Joseph Lee's Perspectives
My view of the world
September 2, 2008--Fighting Traffic and Management Evaluation

                On my way to Tokyo and back, I started reading a book that had a fairly boring title—Traffic.  Written by Tom Vanderbilt, it proclaimed to be a study of how people dealt with, well, traffic.   But I am glued to it now.


                The underlying premise in the book is that driving a vehicle is not only a very complicated routine, but that it totally consumes us.  Worse, it changes us into inhumane beasts who can do things to other drivers that we would never consider doing to another human being.  The book is filled with fascinating data and studies on behavior behind the steering wheel.


                But that is not why I’m writing this.


                Rather, there is a chapter in the book that intrigued me.   Tom tells us that there is a litany of research showing most people believe themselves to be “above average” drivers.  This is not surprising, given how people tend to think higher of themselves than they actually are.  But then he addressed the questions—why do people believe this, and what are the effects?

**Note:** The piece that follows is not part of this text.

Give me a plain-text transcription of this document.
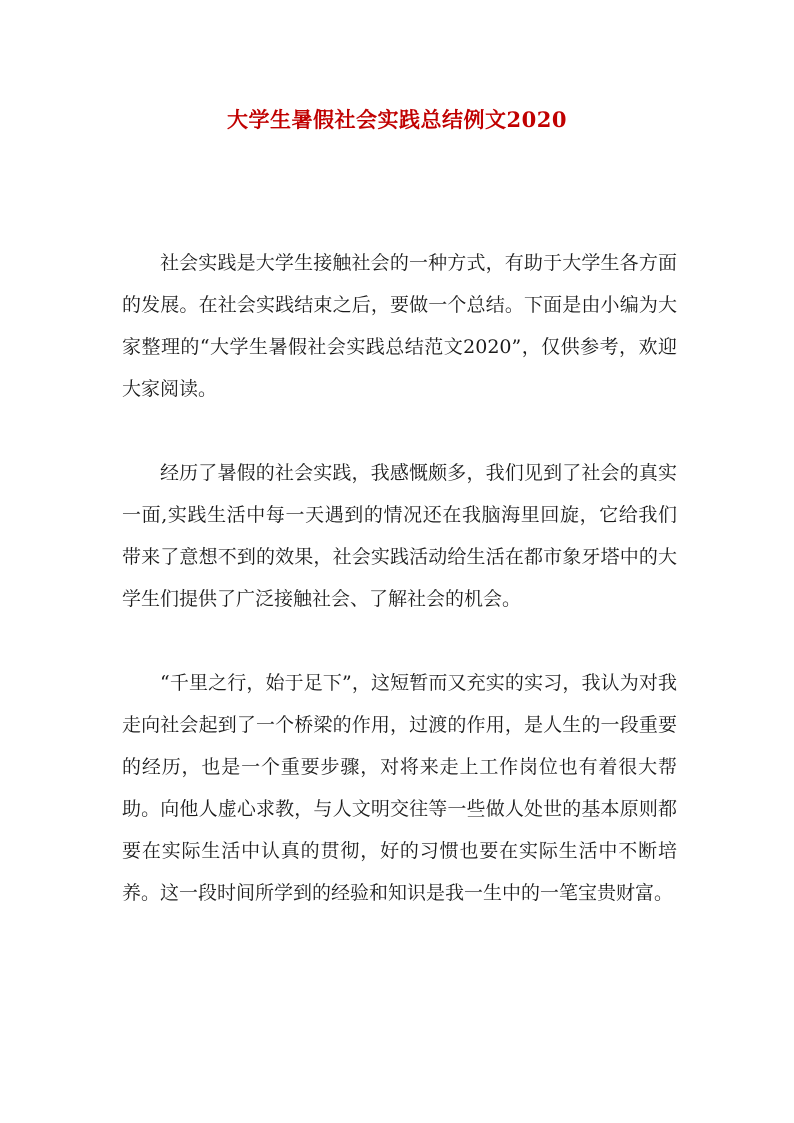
大学生暑假社会实践总结例文2020

社会实践是大学生接触社会的一种方式，有助于大学生各方面的发展。在社会实践结束之后，要做一个总结。下面是由小编为大家整理的“大学生暑假社会实践总结范文2020”，仅供参考，欢迎大家阅读。

经历了暑假的社会实践，我感慨颇多，我们见到了社会的真实一面,实践生活中每一天遇到的情况还在我脑海里回旋，它给我们带来了意想不到的效果，社会实践活动给生活在都市象牙塔中的大学生们提供了广泛接触社会、了解社会的机会。

“千里之行，始于足下”，这短暂而又充实的实习，我认为对我走向社会起到了一个桥梁的作用，过渡的作用，是人生的一段重要的经历，也是一个重要步骤，对将来走上工作岗位也有着很大帮助。向他人虚心求教，与人文明交往等一些做人处世的基本原则都要在实际生活中认真的贯彻，好的习惯也要在实际生活中不断培养。这一段时间所学到的经验和知识是我一生中的一笔宝贵财富。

                I teach management and am also a corporate trainer.  This chapter reminds me of how people in management positions think they are a great manager and leader, even though there is little basis to conclude this.


                The traffic analogy is a beautiful one.  The author tells us that it is very difficult to assess oneself without objective feedback.  An Olympic athlete can measure the time of his event, the height of his jump, the distance of his throw, or the goals that he scored.  If he/she participated in an event that required judging, there is video-taped playback and other objective means to measure performance.  A driver has a driver’s test, and then blames the world for anything that causes an accident—the other car was driving too slowly, the pedestrian never should have crossed there, the brakes on this car is too loose, this car has too many blind spots, visibility was poor.  It is rarely or never his own fault.  You're a good driver if you haven't run over anyone in the last twelve months.


                A manager reacts similarly.  Any time performance falls below par, it is the economy, the subordinates, the product, the boss, the print shop, the supplier, the overseas’ outsourced process, or the company policies that are at fault.  And when all goes well, of course, the manager gets all the credit.  Without an objective guideline, no wonder we feel so good about ourselves.           


                “Wait a minute,” you say, “Companies do have performance guidelines, and they are very objective.”


                You list them out, “Sales, number of calls made, number of complaints, departmental profit, number of new customers signed up, etc.”


                And then I say, “Exactly.”


                None of those numbers measure anything except for, well those numbers themselves, which could have occurred for reasons totally outside of the control of the individual, and often, which measures nothing.  A salesman who made more calls could simply have had luck with a predecessors target list, or could be making calls that lead to no sales.  Sales figures, likewise, could have resulted from a variety of reasons that have nothing to do with the performance of the individual. 


                In Traffic, Tom tells of an insurance investigator, H.W. Heinrich who wrote in a 1931 book Industrial Accident Prevention: A Scientific Approach, that for every 1 major injury (including fatality), there were 29 minor injuries and 300 near misses.  He organized this into what he called the Heinrich triangle, showing the 1 at the top, the 29 in the middle and the 300 at the bottom.  If someone wanted to reduce traffic accidents, they should waste little time studying the 1 injury, but focus not only on the 29 minor ones, but mostly the 300 near misses.


                And to end the traffic story, Tom mentions that one of the best ways to get objective feedback for drivers is to place a camera in the car, which runs continuously.  When a strong force (such as sudden braking or steering or impact) is registered, the camera will store the immediate 10-15 seconds prior to and after the event--like a black box of a plane.  By doing this, the studies have found that accidents are often avoided through sheer luck.  A driver brakes suddenly for a pedestrian, but the camera shows that he was trying to make a cell phone call right before that.  A car veers off the road, narrowly avoiding a child (whom the driver did not see), because the driver’s eyes were closed for 7 seconds—he fell asleep.   Those with the Drivercams installed and who claimed themselves to be above average drivers were soon reduced to admitting that there was so much that they were unaware of.


                This is the best kind of objective feedback.


                Coming back to our world of managers.  After every major “crisis” in your organization, many which never hit the performance matrix, do you do a “look back” to see what went wrong or went right?   Is there an objective eye in the organization that can provide you with unadulterated feedback?   Do you and your managers all grade yourselves to be above average?  When your secretary and staff complain to you, are they the drivercam that you need?  When you have a screaming customer, is he giving you the best feedback?